The Government commissioned its own report by Clyde and Co., a British law firm. Like Global Witness, Clyde and Co. concluded that the 2016 agreement was “in accordance with the Act and Regulations.” However, Clyde and Co. also concluded that the agreement was hurriedly completed, negotiations being “limited’ to one month, Exxon having rejected the proposals offered by the Guyana Government. These conclusions are reported by the media as the report has not been released.
While Clyde and Co. agreed that “it is understandable why the protection of Guyana’s offshore oil and gas activity in the face of military action by Venezuela became an urgent matter of national security, and in turn why decision-making in relation to these issues was elevated to higher levels such as the Ministry of Foreign Affairs,” it is not known whether it justified the hasty signing of the agreement because of this reason, as has been argued by the Government.
The report suggested that seeking better terms by extensive negotiations was not an approach that was “in the forefront of the Government’s mind.” It would also be of importance to learn whether this report contains any defence by the Government of the terms of the agreement on the ground of Guyana being a “frontier” development country, where terms are less favourable because of uncertainties. The Government appears to have accepted this and other arguments by Exxon which “was not receptive to the amendments proposed” by the Government and GGMC.
We are yet to grapple with the effect of the Bridging Deed and related documents, seen and unseen, which have been the subject of commentaries by Mr. Christopher Ram. He argues that the prospecting licence had expired and could not be revived, which the Bridging Deed appeared to have done.
Guyana’s ethnic-driven politics, and the more than half a century struggle for ethno-political dominance, have resulted in policy issues, whether of the important oil industry or otherwise, as being of secondary importance as to which race rules, to put it crudely. The main concern of most of Guyana’s two largest ethnic groups is who will eventually obtain the winning numbers on election day, to enable the domination of all political space for the next five years in a Westminster, majoritarian system, that promotes absolute rule, subject to the minor, formal, windows of opening provided to the Opposition by the Constitution and the National Assembly.

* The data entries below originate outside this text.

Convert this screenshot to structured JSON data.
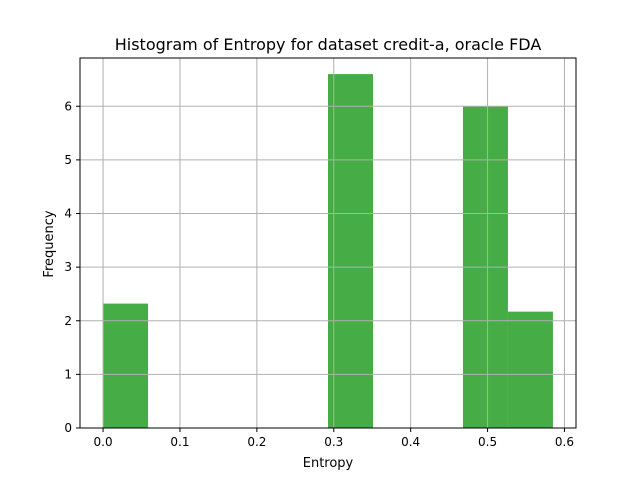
{
  "chart_data": {
    "type": "bar",
    "title": "Histogram of Entropy for dataset credit-a, oracle FDA",
    "xlabel": "Entropy",
    "ylabel": "Frequency",
    "xlim": [
      -0.03,
      0.615
    ],
    "ylim": [
      0,
      6.9
    ],
    "xticks": [
      0.0,
      0.1,
      0.2,
      0.3,
      0.4,
      0.5,
      0.6
    ],
    "xtick_labels": [
      "0.0",
      "0.1",
      "0.2",
      "0.3",
      "0.4",
      "0.5",
      "0.6"
    ],
    "yticks": [
      0,
      1,
      2,
      3,
      4,
      5,
      6
    ],
    "ytick_labels": [
      "0",
      "1",
      "2",
      "3",
      "4",
      "5",
      "6"
    ],
    "grid": true,
    "bar_color": "#2ca02c",
    "bins": [
      {
        "start": 0.0,
        "end": 0.0585,
        "value": 2.32
      },
      {
        "start": 0.0585,
        "end": 0.117,
        "value": 0
      },
      {
        "start": 0.117,
        "end": 0.1755,
        "value": 0
      },
      {
        "start": 0.1755,
        "end": 0.234,
        "value": 0
      },
      {
        "start": 0.234,
        "end": 0.2925,
        "value": 0
      },
      {
        "start": 0.2925,
        "end": 0.351,
        "value": 6.6
      },
      {
        "start": 0.351,
        "end": 0.4095,
        "value": 0
      },
      {
        "start": 0.4095,
        "end": 0.468,
        "value": 0
      },
      {
        "start": 0.468,
        "end": 0.5265,
        "value": 6.0
      },
      {
        "start": 0.5265,
        "end": 0.585,
        "value": 2.17
      }
    ]
  }
}
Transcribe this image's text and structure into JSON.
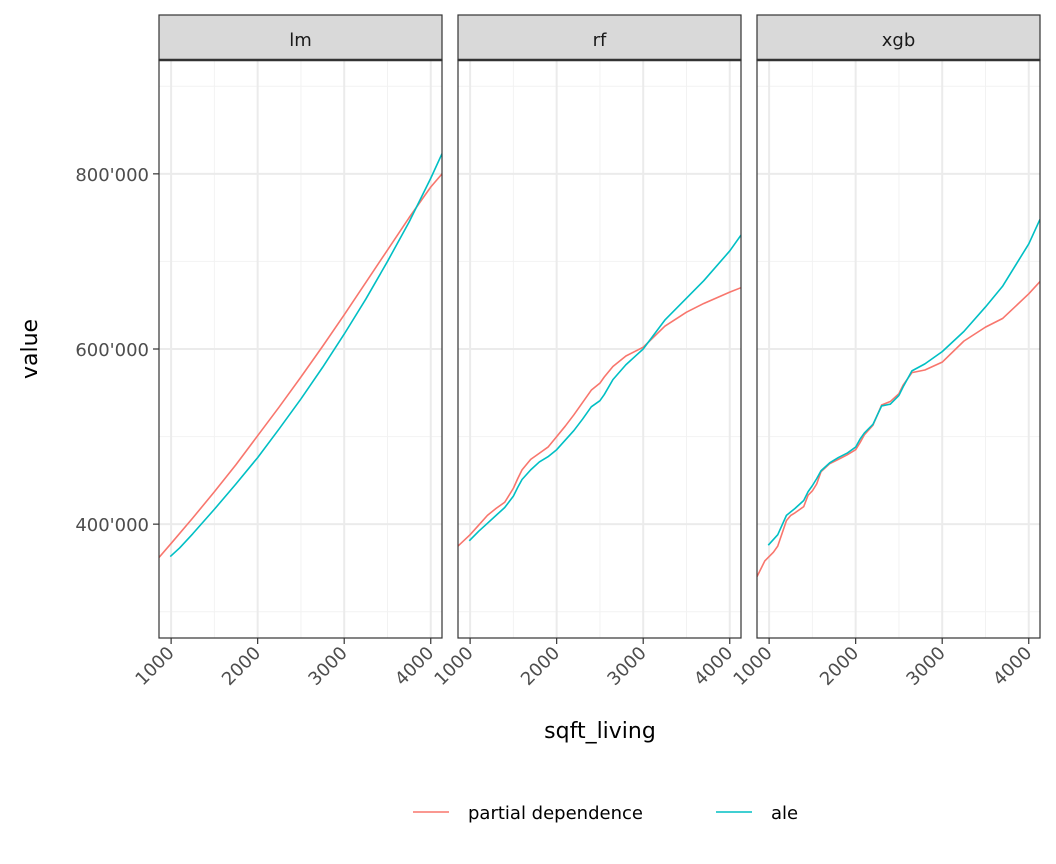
{
  "chart_data": {
    "type": "line",
    "xlabel": "sqft_living",
    "ylabel": "value",
    "xlim": [
      860,
      4130
    ],
    "ylim": [
      270000,
      930000
    ],
    "xticks": [
      1000,
      2000,
      3000,
      4000
    ],
    "yticks": [
      400000,
      600000,
      800000
    ],
    "ytick_labels": [
      "400'000",
      "600'000",
      "800'000"
    ],
    "grid": true,
    "legend": "bottom",
    "panels": [
      {
        "label": "lm",
        "series": [
          {
            "name": "partial dependence",
            "color": "#F8766D",
            "x": [
              860,
              1000,
              1250,
              1500,
              1750,
              2000,
              2250,
              2500,
              2750,
              3000,
              3250,
              3500,
              3750,
              4000,
              4130
            ],
            "y": [
              362000,
              378000,
              407000,
              437000,
              468000,
              501000,
              534000,
              568000,
              603000,
              639000,
              676000,
              713000,
              750000,
              785000,
              800000
            ]
          },
          {
            "name": "ale",
            "color": "#00BFC4",
            "x": [
              990,
              1100,
              1250,
              1500,
              1750,
              2000,
              2250,
              2500,
              2750,
              3000,
              3250,
              3500,
              3750,
              4000,
              4130
            ],
            "y": [
              363000,
              373000,
              389000,
              417000,
              446000,
              476000,
              509000,
              543000,
              579000,
              617000,
              657000,
              700000,
              745000,
              795000,
              823000
            ]
          }
        ]
      },
      {
        "label": "rf",
        "series": [
          {
            "name": "partial dependence",
            "color": "#F8766D",
            "x": [
              860,
              1000,
              1100,
              1200,
              1300,
              1400,
              1500,
              1550,
              1600,
              1700,
              1800,
              1900,
              2000,
              2100,
              2200,
              2300,
              2400,
              2500,
              2550,
              2650,
              2800,
              3000,
              3250,
              3500,
              3700,
              4000,
              4130
            ],
            "y": [
              375000,
              388000,
              399000,
              410000,
              418000,
              425000,
              441000,
              452000,
              462000,
              474000,
              481000,
              488000,
              500000,
              512000,
              525000,
              539000,
              553000,
              561000,
              568000,
              580000,
              592000,
              602000,
              626000,
              642000,
              652000,
              665000,
              670000
            ]
          },
          {
            "name": "ale",
            "color": "#00BFC4",
            "x": [
              990,
              1100,
              1200,
              1300,
              1400,
              1500,
              1550,
              1600,
              1700,
              1800,
              1900,
              2000,
              2100,
              2200,
              2300,
              2400,
              2500,
              2550,
              2650,
              2800,
              3000,
              3250,
              3500,
              3700,
              4000,
              4130
            ],
            "y": [
              381000,
              392000,
              401000,
              410000,
              419000,
              432000,
              442000,
              451000,
              462000,
              471000,
              477000,
              485000,
              496000,
              507000,
              520000,
              534000,
              541000,
              548000,
              565000,
              582000,
              600000,
              633000,
              658000,
              678000,
              712000,
              730000
            ]
          }
        ]
      },
      {
        "label": "xgb",
        "series": [
          {
            "name": "partial dependence",
            "color": "#F8766D",
            "x": [
              860,
              950,
              1050,
              1100,
              1200,
              1250,
              1300,
              1400,
              1450,
              1500,
              1550,
              1600,
              1700,
              1800,
              1900,
              2000,
              2050,
              2100,
              2200,
              2300,
              2400,
              2500,
              2550,
              2650,
              2800,
              3000,
              3250,
              3500,
              3700,
              4000,
              4130
            ],
            "y": [
              340000,
              358000,
              368000,
              375000,
              404000,
              410000,
              413000,
              420000,
              433000,
              438000,
              446000,
              460000,
              469000,
              474000,
              479000,
              485000,
              493000,
              502000,
              513000,
              536000,
              540000,
              549000,
              559000,
              573000,
              576000,
              585000,
              609000,
              625000,
              635000,
              663000,
              677000
            ]
          },
          {
            "name": "ale",
            "color": "#00BFC4",
            "x": [
              990,
              1100,
              1200,
              1300,
              1400,
              1450,
              1500,
              1550,
              1600,
              1700,
              1800,
              1900,
              2000,
              2050,
              2100,
              2200,
              2300,
              2400,
              2500,
              2550,
              2650,
              2800,
              3000,
              3250,
              3500,
              3700,
              4000,
              4130
            ],
            "y": [
              376000,
              388000,
              410000,
              418000,
              427000,
              437000,
              444000,
              452000,
              461000,
              470000,
              476000,
              481000,
              488000,
              497000,
              504000,
              514000,
              535000,
              537000,
              547000,
              557000,
              575000,
              583000,
              597000,
              620000,
              648000,
              672000,
              720000,
              748000
            ]
          }
        ]
      }
    ],
    "legend_entries": [
      {
        "label": "partial dependence",
        "color": "#F8766D"
      },
      {
        "label": "ale",
        "color": "#00BFC4"
      }
    ]
  }
}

Guyana needs to remodel or refashion its constitutional system of governance to create an effective democracy that contains and transcends the struggle for ethnic dominance and enables the full, creative, daily, expression of the will of the Guyanese people. By the electorate expressing its will by elections and through other democratic means, without jeopardizing its community of shared, rather than, dominant interests by shared governance, Guyana will have a more cohesive society capable of unitedly protecting the nations’ resources.